Correction: This story has been edited since publication to reflect that a four per cent fee is collected from successful fixed funding campaigns, not those that fall short.
Entrepreneurial projects in Victoria are building awareness through the crowdfunding community provided by Indiegogo. In partnership with the Victoria Advanced Technology Council (VIATeC), they hosted their first meet-up in the city on Jan. 20, sharing success stories in order to inspire the community to get involved.
Launched in 2008, Indiegogo was one of the first open-concept crowdfunding platforms. It promotes its hosted campaigns to a global audience of nearly 190 countries. There are approximately 7 000 of these campaigns running at any given time, including a mix of businesses and community-based projects, such as films, music, and games.

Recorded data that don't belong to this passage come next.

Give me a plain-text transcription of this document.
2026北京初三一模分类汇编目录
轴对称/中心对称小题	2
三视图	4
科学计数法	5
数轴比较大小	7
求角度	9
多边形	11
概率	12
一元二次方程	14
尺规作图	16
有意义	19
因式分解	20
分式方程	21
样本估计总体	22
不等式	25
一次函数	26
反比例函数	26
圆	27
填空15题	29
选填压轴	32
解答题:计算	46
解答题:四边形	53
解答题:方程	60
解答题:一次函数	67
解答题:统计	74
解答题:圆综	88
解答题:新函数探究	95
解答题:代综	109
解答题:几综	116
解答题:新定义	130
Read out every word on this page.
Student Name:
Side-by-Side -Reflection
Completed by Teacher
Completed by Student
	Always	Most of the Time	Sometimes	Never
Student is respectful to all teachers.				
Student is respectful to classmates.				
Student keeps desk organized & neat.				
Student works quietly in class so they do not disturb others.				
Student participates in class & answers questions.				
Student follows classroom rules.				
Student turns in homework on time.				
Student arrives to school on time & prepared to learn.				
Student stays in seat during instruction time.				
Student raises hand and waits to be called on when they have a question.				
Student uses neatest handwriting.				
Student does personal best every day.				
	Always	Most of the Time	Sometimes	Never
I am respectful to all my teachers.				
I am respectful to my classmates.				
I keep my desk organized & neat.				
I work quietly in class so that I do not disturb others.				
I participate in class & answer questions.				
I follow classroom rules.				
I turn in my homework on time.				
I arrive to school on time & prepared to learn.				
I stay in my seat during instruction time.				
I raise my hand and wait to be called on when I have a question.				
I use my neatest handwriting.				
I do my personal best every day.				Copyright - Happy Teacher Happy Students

Ayah Norris, Indiegogo’s Canadian marketing and community manager, has been well placed to witness crowdfunding’s success in the community over the last six months. “I always tell people to look at crowdfunding as it being more than just the money.”
“It can be tough to knock on doors and have people tell you ‘oh no, we don’t want to help you, you aren’t ready,’” she reflects. “Crowdfunding is an amazing opportunity to find a group that cares, create something, and validate what you’re doing.”
Indiegogo offers users two funding options for their projects. With “fixed” funding, if users reach their self-designated goals, they receive the funding for their project, less a four per cent fee. Falling short from the goal results in all money being returned to the contributors. On the other hand, “flexible” funding offers users the opportunity to cash in the funding they raise, regardless of reaching their goal. The catch: a nine per cent fee, “as incentive to set a reasonable goal and work hard to achieve it,” according to Norris. In either case, contributors to a project are often rewarded with various perks at the end of the campaign, depending on how much they donate.
With this merit-based system, it is up to the user to gain the initial propelling burst of publicity and support for their independent projects. As a campaign gains traction, Indiegogo’s “gogofactor” algorithm provides an easy way of gauging its progress, and rewards users who have built themselves a strong start with additional exposure on the site.
The Victoria business Burnt Sunglasses is one campaign that has earned a spot on the homepage through a high “gogofactor” score. Inspired by the surfing beaches in Tofino, three UVic friends in the Royal Roads MBA program created sustainable bamboo sunglasses. Their start-up more than tripled its funding goal on Indiegogo, with 20 days left in their campaign.
The projects from Victoria receiving the most funding also include films, which showcase our immense potential for cultural exports on the cutting edge of art and social commentary. Hattie’s Heist and Us and Them both surpassed $20 000 USD, as did Two 4 One, a romantic comedy, notable for its transgender protagonist, by acclaimed local writer/director Maureen Bradley.
“There is such an incredible community spirit here, and everyone has been so supportive,” says Norris. “It’s the right environment for crowdfunding.”